There's nothing wrong with your T-case Tom. The 246's don't completely disengage from the front diff even in 2WD. It's operating as intended. wesport


----------



## PLOWMAN45 (Jul 2, 2003)

the fluid is blue for the t case and there are front diff i have them serviced


----------



## Sydenstricker Landscaping (Dec 17, 2006)

B&B;788665 said:


> There's nothing wrong with your T-case Tom. The 246's don't completely disengage from the front diff even in 2WD. It's operating as intended. wesport


Ah probably due to the Auto 4x4 function. That seems like it would waste gas turning all that extra mass constantly. I think when/if I get a new truck to replace this one, it will be floor shift. Thanks B&B!!:waving:


----------



## William B. (Jul 22, 2004)

Sydenstricker Landscaping;788701 said:


> Ah probably due to the Auto 4x4 function. That seems like it would waste gas turning all that extra mass constantly. I think when/if I get a new truck to replace this one, it will be floor shift. Thanks B&B!!:waving:


You know with the floor shift it is still electronically controlled right? The HDs and 1 tons do not have the auto trac transfer cases in them like the LD 2500s and the 1/2 tons do.


----------



## PLOWMAN45 (Jul 2, 2003)

well it 2000 they did have the badge that said hd but build sheet is 8600 gvw hd same as 01-09


----------



## B&B (Nov 4, 2006)

Sydenstricker Landscaping;788701 said:


> Ah probably due to the Auto 4x4 function. That seems like it would waste gas turning all that extra mass constantly. I think when/if I get a new truck to replace this one, it will be floor shift. Thanks B&B!!:waving:


Correct Tom, its' due to the 246 and it's "auto" position, not just because of the fact that it's push button controlled. Lots of push button equipped trucks do not use the 246 hence they have no auto position.

So you don't have to look for the floor shift 4WD with your next truck to avoid it. Just need a truck that isn't equipped with the 246.


----------



## Sydenstricker Landscaping (Dec 17, 2006)

I thought about yanking the front drive shaft out for the summer, then put it back in towards winter. Figured that may save the extra wear on the front some. Why the heck would they put autotrack in a friggin 2500 plow prepped truck?? Oh well just something I will just have to live with, lol. Would be nice if I could relatively easily swap in a NP205 or something on the back of the 4L80E


----------



## B&B (Nov 4, 2006)

Sydenstricker Landscaping;788846 said:


> I thought about yanking the front drive shaft out for the summer, then put it back in towards winter. Figured that may save the extra wear on the front some.

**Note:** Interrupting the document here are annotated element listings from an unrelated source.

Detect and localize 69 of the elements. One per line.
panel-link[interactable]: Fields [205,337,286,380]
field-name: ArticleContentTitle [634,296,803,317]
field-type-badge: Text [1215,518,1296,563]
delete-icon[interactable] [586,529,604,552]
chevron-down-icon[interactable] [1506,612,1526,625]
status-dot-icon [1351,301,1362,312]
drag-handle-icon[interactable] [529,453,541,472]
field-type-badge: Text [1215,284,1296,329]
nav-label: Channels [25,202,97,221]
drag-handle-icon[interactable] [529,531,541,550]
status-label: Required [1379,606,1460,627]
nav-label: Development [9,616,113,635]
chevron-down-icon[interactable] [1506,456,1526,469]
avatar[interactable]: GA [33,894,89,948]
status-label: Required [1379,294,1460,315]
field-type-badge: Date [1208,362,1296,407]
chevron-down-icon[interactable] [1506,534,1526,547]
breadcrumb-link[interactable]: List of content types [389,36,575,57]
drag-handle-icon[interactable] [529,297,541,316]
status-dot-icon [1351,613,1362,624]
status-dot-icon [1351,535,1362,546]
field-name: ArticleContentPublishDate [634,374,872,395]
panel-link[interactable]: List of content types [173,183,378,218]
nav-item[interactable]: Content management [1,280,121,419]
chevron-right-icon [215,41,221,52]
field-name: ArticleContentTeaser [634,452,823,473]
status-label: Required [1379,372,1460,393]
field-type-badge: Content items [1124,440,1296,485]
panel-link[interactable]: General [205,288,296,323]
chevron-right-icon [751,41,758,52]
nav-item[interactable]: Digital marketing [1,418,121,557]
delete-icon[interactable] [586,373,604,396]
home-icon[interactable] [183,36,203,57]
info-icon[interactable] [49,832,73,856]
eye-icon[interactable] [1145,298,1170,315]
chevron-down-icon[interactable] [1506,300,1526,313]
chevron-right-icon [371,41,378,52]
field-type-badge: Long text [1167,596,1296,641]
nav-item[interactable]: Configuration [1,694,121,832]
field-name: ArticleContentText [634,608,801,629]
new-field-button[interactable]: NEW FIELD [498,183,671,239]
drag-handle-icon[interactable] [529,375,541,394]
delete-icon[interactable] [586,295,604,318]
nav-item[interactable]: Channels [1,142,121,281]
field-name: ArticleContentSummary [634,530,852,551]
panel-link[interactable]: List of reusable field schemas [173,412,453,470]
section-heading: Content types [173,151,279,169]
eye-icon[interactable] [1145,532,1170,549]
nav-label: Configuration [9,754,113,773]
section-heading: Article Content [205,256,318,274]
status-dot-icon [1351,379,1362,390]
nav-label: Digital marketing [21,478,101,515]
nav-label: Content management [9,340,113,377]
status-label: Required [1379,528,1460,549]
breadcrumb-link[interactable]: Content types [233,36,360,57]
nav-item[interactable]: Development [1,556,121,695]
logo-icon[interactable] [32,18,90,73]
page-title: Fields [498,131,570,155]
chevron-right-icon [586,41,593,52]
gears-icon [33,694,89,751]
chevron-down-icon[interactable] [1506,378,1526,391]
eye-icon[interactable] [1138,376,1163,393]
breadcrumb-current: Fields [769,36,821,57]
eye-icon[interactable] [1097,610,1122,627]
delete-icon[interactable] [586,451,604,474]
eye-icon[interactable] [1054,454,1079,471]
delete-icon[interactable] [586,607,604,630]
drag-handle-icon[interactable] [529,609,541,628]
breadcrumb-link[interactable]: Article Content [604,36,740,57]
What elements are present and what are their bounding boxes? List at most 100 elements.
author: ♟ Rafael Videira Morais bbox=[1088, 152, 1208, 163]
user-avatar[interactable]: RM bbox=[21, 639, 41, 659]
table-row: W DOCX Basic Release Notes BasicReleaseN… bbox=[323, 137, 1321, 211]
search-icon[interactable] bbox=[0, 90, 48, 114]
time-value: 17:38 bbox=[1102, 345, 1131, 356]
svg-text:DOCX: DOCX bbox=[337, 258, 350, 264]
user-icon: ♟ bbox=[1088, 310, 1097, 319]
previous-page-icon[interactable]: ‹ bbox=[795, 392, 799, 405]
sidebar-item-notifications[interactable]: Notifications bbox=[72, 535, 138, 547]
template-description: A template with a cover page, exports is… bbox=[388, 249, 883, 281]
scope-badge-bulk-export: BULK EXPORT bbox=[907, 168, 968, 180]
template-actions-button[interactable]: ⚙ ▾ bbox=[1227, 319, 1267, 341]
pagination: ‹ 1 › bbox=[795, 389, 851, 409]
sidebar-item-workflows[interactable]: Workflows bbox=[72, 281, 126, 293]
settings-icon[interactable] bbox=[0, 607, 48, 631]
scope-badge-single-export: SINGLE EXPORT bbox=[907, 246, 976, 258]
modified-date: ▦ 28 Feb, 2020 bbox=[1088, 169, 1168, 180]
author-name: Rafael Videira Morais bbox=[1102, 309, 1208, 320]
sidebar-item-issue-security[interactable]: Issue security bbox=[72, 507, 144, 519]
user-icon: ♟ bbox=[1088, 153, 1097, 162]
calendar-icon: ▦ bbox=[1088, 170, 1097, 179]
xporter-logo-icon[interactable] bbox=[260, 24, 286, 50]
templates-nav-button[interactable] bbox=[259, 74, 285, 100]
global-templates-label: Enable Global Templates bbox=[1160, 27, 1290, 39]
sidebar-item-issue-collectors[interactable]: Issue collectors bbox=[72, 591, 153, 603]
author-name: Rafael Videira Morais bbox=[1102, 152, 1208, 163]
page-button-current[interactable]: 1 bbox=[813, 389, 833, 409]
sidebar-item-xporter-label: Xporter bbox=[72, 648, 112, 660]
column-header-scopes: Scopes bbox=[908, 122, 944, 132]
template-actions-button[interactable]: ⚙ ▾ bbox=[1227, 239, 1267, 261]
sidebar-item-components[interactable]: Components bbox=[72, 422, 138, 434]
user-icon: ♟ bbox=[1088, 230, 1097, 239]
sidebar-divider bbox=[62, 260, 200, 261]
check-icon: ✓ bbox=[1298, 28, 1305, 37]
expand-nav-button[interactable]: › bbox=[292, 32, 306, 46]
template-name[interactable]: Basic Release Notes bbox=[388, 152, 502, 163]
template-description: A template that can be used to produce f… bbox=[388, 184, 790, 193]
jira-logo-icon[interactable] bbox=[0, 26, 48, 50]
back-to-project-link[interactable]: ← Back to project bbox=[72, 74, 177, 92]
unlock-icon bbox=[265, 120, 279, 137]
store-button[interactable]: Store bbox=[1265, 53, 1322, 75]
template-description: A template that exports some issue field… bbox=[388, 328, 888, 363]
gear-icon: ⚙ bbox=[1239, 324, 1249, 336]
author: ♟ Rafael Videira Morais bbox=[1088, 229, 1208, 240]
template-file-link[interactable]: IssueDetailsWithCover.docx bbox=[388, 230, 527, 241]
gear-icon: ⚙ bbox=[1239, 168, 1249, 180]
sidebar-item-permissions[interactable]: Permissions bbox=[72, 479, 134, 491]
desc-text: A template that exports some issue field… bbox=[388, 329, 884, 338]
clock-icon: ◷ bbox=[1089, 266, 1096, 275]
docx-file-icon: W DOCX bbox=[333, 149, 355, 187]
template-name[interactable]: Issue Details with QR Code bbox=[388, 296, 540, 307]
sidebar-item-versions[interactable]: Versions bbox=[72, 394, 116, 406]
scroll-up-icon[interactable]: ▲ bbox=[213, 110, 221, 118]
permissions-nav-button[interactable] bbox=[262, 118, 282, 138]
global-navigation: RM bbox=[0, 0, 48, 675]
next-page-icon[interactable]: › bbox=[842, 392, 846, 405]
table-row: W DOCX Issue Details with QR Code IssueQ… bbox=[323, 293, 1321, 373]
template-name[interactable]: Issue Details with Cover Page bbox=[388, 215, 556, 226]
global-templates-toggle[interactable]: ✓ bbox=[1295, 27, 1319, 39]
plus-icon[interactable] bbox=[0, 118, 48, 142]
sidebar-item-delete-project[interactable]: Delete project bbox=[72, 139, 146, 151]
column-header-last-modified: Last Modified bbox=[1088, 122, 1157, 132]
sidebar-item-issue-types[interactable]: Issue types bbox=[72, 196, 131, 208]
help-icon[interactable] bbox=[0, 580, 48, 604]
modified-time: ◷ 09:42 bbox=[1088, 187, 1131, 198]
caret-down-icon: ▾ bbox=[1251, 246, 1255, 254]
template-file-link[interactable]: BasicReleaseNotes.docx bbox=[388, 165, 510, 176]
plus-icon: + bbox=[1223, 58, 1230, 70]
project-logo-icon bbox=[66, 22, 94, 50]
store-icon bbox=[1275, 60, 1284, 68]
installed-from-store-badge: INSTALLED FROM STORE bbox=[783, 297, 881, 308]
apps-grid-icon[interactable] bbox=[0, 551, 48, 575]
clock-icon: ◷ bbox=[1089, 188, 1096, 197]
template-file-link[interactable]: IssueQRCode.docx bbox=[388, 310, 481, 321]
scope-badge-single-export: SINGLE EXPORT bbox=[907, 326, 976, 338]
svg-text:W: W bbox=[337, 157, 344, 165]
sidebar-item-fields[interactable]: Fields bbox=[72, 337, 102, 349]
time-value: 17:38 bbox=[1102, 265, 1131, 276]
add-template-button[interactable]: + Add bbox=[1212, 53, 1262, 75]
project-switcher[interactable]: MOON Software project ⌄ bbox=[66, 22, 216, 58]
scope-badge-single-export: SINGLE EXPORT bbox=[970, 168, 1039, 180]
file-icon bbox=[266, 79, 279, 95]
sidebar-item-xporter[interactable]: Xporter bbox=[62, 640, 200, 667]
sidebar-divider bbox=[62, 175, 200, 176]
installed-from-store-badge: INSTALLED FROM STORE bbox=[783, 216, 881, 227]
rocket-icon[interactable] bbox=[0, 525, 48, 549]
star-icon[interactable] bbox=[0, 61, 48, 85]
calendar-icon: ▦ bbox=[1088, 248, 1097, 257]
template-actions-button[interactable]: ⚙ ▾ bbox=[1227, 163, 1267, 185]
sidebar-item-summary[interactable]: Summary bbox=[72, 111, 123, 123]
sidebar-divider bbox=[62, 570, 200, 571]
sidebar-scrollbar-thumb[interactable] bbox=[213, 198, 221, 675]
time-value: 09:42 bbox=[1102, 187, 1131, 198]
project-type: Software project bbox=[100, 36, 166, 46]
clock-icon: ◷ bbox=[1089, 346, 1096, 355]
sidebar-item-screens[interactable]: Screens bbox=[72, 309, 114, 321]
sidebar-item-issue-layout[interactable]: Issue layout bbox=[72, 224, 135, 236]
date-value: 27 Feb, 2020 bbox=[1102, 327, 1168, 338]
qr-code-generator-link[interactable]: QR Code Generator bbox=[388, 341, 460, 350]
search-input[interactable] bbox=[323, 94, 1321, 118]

 It sounds logical but it doesn't make a difference. There's no measurable MPG increase to running it with the front shaft removed. But you'll sure hate yourself for not having it the first time you get stuck in a soft spot. :realmad:



Sydenstricker Landscaping;788846 said:


> Would be nice if I could relatively easily swap in a NP205 or something on the back of the 4L80E


A 205 _is_ actually possible as guys have done it but a 241 is 10 times easier. I didn't say easy, but easier. Big difference.


----------



## Sydenstricker Landscaping (Dec 17, 2006)

LOL I like easier, but I bet it still would suck. I think leaving well enough alone is the most viable option now. The place I go to dump grass and get mulch, etc gets pretty muddy and nasty after some good rain. I can see myself getting stuck with my crappy Goodyear tires


----------